The voyage of Duhaut-Cilly was a commercial enterprise which originated in a peculiar manner. A Frenchman named Rives accompanied the suite of King Liholiho, or Kamehameha II, from Hawaii to London in 1824 in the position of interpreter. When the king and his queen both died from measles, Rives remained in London, where he tried to interest business men in a commercial expedition to the Hawaiian Islands. The English turned the proposition down, so Rives went to Paris, where his family lived. The Messrs. Javal, bankers, and Martin and Jacques Laffitte, businessmen, became interested and acquired a 370-ton ship at Bordeaux which they named the Héros. The command of the expedition was given to Captain A. Duhaut-Cilly. The Minister of Marine promised to supply scientific instruments for the expedition, but they failed to materialize.

The Héros sailed from Havre on April 10, 1826, and went round Cape Horn, to arrive at California in October 1826. The rest of the year and January page 85to October 1827 were spent in California and along the coast of Mexico. November and December and January and February of 1828 were spent at Peruvian ports. March to May were spent in the Galapagos Islands, and June to September back on the California coast. During July, Rives, probably realizing the failure of the expedition as a commercial enterprise, disappeared.

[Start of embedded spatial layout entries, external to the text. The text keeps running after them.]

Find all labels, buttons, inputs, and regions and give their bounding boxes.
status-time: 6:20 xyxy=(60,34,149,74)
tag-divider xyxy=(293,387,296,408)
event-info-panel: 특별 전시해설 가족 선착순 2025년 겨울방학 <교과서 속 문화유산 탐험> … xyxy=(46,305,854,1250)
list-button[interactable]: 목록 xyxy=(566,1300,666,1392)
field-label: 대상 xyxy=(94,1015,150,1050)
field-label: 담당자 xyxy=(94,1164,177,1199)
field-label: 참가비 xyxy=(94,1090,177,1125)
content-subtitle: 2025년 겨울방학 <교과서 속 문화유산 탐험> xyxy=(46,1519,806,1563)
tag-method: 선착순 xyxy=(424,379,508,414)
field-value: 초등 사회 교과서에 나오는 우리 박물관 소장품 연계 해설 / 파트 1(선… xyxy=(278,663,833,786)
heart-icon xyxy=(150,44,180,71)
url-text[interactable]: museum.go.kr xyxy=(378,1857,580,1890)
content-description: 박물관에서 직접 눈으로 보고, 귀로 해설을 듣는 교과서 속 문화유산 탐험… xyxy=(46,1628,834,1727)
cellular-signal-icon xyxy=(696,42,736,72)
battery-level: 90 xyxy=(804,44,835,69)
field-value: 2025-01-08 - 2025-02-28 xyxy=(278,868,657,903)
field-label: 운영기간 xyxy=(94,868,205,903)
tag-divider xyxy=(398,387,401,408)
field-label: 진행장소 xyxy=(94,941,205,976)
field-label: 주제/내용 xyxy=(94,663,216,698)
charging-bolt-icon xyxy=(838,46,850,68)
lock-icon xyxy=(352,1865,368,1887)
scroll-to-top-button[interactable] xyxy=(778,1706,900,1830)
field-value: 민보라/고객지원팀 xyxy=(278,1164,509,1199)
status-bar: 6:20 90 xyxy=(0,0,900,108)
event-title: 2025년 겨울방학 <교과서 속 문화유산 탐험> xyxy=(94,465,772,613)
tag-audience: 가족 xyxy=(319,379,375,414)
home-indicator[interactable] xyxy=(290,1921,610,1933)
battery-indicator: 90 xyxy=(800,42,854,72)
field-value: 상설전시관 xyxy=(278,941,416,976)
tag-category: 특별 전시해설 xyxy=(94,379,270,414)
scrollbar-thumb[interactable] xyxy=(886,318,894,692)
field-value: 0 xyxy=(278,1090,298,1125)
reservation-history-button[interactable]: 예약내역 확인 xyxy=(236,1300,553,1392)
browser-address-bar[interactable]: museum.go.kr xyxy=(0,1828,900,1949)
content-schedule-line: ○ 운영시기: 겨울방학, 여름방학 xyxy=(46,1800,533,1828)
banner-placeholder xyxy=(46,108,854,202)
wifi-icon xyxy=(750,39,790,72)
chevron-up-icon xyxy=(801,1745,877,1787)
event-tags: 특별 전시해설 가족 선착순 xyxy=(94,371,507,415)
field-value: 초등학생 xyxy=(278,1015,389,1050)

On September 27, 1828, the Héros sailed from California for Oahu in the Hawaiian Islands and anchored at Anaroura (Honolulu). Duhaut-Cilly, who met the King, Taméha-meha (Kamehameha) III and the regent Boki, had various observations to make on the Sandwich Islands. The Héros sailed for Canton on November 15 and reached Macao on December 25.

In 1829 the months of January and February were spent at Macao-Canton and, on March 26, the Héros sailed for Java on the way home via the Cape of Good Hope. She arrived at Havre on July 19, 1829, after having made a tour round the world during which little of interest was added to Polynesian history beyond what emanated from the short stay in Hawaii.